Gli orchi sono brutti, ma non si può dire. E Tolkien finì all’indice come razzista

28 Nov 2018 14:57 - di Redattore 54

Si comincia poco alla volta: prima si cambia Cappuccetto Rosso che non è più una bambina indifesa dinanzi al lupo, in omaggio all’emancipazionismo femminista. Poi si critica il bacio con cui il principe risveglia la Bella Addormentata perché sarebbe un gesto “sessista”. Quindi dalle favole si passa ai capolavori letterari: per esempio si guarda di traverso Shakespeare perché è sospettato di essere un bianco suprematista. E infine si comincia a mettere sotto la lente d’ingrandimento J.R.R. Tolkien e il suo bestseller “Il Signore degli Anelli”, già accusato dalle femministe di essere solo una favola per “maschi adolescenti”. Stavolta l’accusa è diversa: è quella di razzismo.

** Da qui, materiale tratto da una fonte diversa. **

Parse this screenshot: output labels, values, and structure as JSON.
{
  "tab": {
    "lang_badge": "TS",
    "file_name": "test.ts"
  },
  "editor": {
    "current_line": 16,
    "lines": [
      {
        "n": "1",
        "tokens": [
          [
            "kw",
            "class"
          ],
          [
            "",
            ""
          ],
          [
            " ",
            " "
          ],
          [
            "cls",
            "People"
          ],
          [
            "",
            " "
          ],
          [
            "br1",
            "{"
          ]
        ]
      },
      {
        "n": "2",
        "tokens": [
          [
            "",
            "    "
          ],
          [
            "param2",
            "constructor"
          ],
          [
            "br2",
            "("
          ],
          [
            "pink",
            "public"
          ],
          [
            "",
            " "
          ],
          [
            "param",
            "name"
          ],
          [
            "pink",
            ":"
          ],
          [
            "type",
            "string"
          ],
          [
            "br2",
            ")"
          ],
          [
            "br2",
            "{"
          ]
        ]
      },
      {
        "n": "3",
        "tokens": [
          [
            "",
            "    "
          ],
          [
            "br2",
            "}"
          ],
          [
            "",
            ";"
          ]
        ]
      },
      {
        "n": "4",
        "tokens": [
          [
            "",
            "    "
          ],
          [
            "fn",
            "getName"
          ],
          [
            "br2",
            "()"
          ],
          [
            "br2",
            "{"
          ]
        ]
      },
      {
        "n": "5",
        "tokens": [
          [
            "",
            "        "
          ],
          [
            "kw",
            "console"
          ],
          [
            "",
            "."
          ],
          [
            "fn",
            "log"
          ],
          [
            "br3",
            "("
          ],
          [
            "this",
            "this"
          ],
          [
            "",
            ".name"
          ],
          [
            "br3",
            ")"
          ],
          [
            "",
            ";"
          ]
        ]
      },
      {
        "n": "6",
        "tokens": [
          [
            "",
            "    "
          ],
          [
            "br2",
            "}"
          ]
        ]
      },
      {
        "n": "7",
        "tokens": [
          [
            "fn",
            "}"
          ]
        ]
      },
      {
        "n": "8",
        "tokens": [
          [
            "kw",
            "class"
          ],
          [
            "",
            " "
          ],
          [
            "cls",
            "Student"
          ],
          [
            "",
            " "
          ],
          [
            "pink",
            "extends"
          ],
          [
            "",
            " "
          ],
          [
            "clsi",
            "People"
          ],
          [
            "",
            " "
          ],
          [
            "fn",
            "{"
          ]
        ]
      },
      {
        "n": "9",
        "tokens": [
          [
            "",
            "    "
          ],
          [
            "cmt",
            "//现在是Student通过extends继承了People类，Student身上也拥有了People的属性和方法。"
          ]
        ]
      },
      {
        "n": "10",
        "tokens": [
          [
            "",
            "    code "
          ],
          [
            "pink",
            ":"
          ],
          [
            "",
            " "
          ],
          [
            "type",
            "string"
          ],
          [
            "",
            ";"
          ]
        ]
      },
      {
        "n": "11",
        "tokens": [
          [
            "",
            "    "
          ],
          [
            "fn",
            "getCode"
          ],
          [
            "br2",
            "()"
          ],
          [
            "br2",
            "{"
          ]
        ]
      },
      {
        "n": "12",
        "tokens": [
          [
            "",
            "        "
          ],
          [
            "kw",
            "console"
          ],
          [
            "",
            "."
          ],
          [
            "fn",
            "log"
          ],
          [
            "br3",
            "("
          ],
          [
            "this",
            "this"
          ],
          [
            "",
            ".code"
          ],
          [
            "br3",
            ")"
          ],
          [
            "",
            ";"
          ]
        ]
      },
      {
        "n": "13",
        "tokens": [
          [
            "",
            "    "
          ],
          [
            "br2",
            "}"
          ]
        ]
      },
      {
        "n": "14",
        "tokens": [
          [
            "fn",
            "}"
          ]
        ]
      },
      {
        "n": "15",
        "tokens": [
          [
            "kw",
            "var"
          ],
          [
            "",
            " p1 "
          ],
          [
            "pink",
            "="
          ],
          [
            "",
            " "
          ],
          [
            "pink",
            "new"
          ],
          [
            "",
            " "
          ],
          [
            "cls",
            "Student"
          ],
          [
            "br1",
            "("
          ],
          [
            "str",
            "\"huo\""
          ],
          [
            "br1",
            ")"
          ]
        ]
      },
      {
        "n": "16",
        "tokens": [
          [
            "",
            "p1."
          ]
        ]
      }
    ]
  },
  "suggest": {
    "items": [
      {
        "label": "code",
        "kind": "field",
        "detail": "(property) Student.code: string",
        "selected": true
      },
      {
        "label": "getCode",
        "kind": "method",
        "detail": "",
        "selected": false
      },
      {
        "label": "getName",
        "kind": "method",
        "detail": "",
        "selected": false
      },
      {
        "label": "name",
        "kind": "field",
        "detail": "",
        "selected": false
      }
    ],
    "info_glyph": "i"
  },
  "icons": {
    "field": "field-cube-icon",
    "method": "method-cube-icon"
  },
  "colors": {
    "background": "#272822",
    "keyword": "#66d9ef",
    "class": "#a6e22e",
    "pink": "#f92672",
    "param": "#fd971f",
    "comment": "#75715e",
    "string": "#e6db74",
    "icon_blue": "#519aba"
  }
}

Una critica che obbedisce alla vulgata del politicamente corretto, una melassa di luoghi comuni che spinge fino a logiche di censura l’incomprensione verso testi che non siano contemporanei.

Qual è la colpa di Tolkien? Di avere immaginato gli Orchi troppo brutti. Una sorta di “razza” inferiore, ragiona (o sragiona) lo scrittore fantasy Andy Duncan, rilanciato dal sito Wired. Ergo, Tolkien era uno scrittore pieno di pregiudizi, uno che pensava vi fossero razze superiori e popoli inferiori. Un colpo al cuore per i fan dell’inventore della saga della Terra di Mezzo. Inutile replicare che gli Orchi sono brutti perché rappresentano il male metafisico e dunque belli non possono essere. Inutile anche sottolineare che Tolkien, pur essendo uno studioso di mitologia nordica, disprezzava l’ideologia razzista dei nazionalsocialisti. I popoli di Tolkien sono immaginari, e quelli che servono il male perdono ogni caratteristica di umanità e civiltà. Ciò è funzionale alla sua idea “consolatoria” della narrazione, dell’opera che ha lo scopo di una rigenerazione spirituale. Inutile parlarne con chi ignora le sfumature e si tuffa nel pregiudizio.

E’ in atto infatti, e a più latitudini, una sorta di iconoclastia che non risparmia i capolavori del passato, come se fosse lecito adeguare la letteratura alla mentalità corrente attraverso la censura, la riscrittura, l’oscuramento. Così i professori di tre scuole medie di Ascoli vietano Mozart agli alunni perché l’opera “Così fan tutte” sarebbe troppo scabrosa. E le maestre di una scuola di Monterenzio (Bologna) hanno chiesto di cambiare la Regina delle Nevi di Andersen perché fa troppa paura. Tra follie e rimozioni, psicologismi d’accatto e luoghi comuni buonisti tutti i capolavori del passato, tutta la letteratura, tutte le favole, tutti gli autori sono in pericolo. Un fenomeno che non risponde solo alle logiche del politicamente corretto ma anche alla tentazione, tutta filosofica, di allontanare l’idea del male. Se non lo si rappresenta, il male non esiste. Gli scrittori che amiamo – per fortuna – non erano d’accordo. Ed anche per questo, forse, non passeranno mai di moda a dispetto dei ridicoli censori contemporanei. E continueranno a piacere soprattutto ai bambini che, privi di sovrastrutture ideologiche, apprezzano sempre il mito che fa capolino tra le brume dell’algida razionalità.